Se è vero che il terrorismo è l’arma degli sconfitti, è vero anche che Israele cesserebbe di essere quel safe haven per gli ebrei del mondo intero sognato dagli intellettuali sionisti agli inizi del Novecento.

La classe politica israeliana (non solo della destra), sostenuta dalla grande maggioranza della popolazione, è sul punto di realizzare un capolavoro di autolesionismo: la distruzione della stessa ragion d’essere di Israele.

I tartagliamenti delle Nazioni Unite

Il 10 maggio, l’Assemblea generale delle Nazioni Unite ha approvato (149 a favore, 9 contro e 25 astenuti) una risoluzione che riconosce la Palestina come possibile membro a pieno titolo dell’organizzazione. Un’altra mossa puramente simbolica perché, si sa, sarà bloccata al Consiglio di sicurezza.

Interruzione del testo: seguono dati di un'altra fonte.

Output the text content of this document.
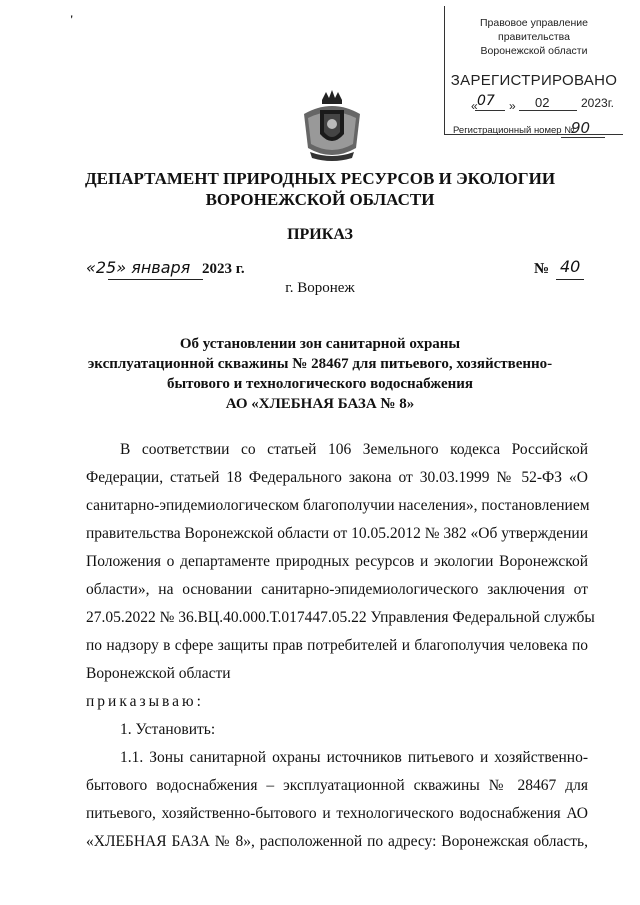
'	Правовое управление правительства
Воронежской области
ЗАРЕГИСТРИРОВАНО
« 07 » 02	2023г.
Регистрационный номер №
90
ДЕПАРТАМЕНТ ПРИРОДНЫХ РЕСУРСОВ И ЭКОЛОГИИ
ВОРОНЕЖСКОЙ ОБЛАСТИ
ПРИКАЗ
«25» января 2023 г.	№ 40
г. Воронеж
Об установлении зон санитарной охраны
эксплуатационной скважины № 28467 для питьевого, хозяйственно-
бытового и технологического водоснабжения
АО «ХЛЕБНАЯ БАЗА № 8»
В соответствии со статьей 106 Земельного кодекса Российской
Федерации, статьей 18 Федерального закона от 30.03.1999 № 52-ФЗ «О
санитарно-эпидемиологическом благополучии населения», постановлением
правительства Воронежской области от 10.05.2012 № 382 «Об утверждении
Положения о департаменте природных ресурсов и экологии Воронежской
области», на основании санитарно-эпидемиологического заключения от
27.05.2022 № 36.ВЦ.40.000.Т.017447.05.22 Управления Федеральной службы
по надзору в сфере защиты прав потребителей и благополучия человека по
Воронежской области
приказываю:
1. Установить:
1.1. Зоны санитарной охраны источников питьевого и хозяйственно-
бытового водоснабжения – эксплуатационной скважины № 28467 для
питьевого, хозяйственно-бытового и технологического водоснабжения АО
«ХЛЕБНАЯ БАЗА № 8», расположенной по адресу: Воронежская область,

Sulle questioni di diritto internazionale, l’Onu tartaglia: vorrebbe ammettere uno Stato che non c’è, ma non ammette certi Stati che ci sono (per esempio il Somaliland, Taiwan o il Kosovo), e ignora altri che vorrebbero avere uno Stato (i curdi, per esempio, o i baluci, o i cabili).

L’ambasciatore israeliano ha triturato simbolicamente la carta dell’Onu, con un gesto che ricorda gli spettacoli offerti da Gheddafi da quello stesso scranno, ma “dimentica” che il suo paese ha sistematicamente ignorato tutte le decisioni del Consiglio di sicurezza sui territori occupati nel 1967 e sul trattamento delle loro popolazioni, ultima delle quali la risoluzione del 26 marzo scorso che «imponeva» un cessate il fuoco immediato e il rilascio di tutti gli ostaggi.

Il diritto internazionale è sempre giocato dagli uni e dagli altri a proprio favore, rivelando così di non essere un diritto e di non essere internazionale. Al di là di questa banale osservazione, se i palestinesi dovessero contare sull’ONU per avere uno Stato, potrebbero cominciare a prepararsi ad altri ottant’anni di campi profughi e di massacri, inferti da nemici come da amici, o sedicenti tali.

Non esiste oggi nessuna condizione che lasci immaginare la nascita di uno «Stato palestinese», checché ne dica l’Assemblea generale dell’ONU: innanzitutto manca una classe dirigente palestinese, manca palesemente un territorio e infine manca la volontà.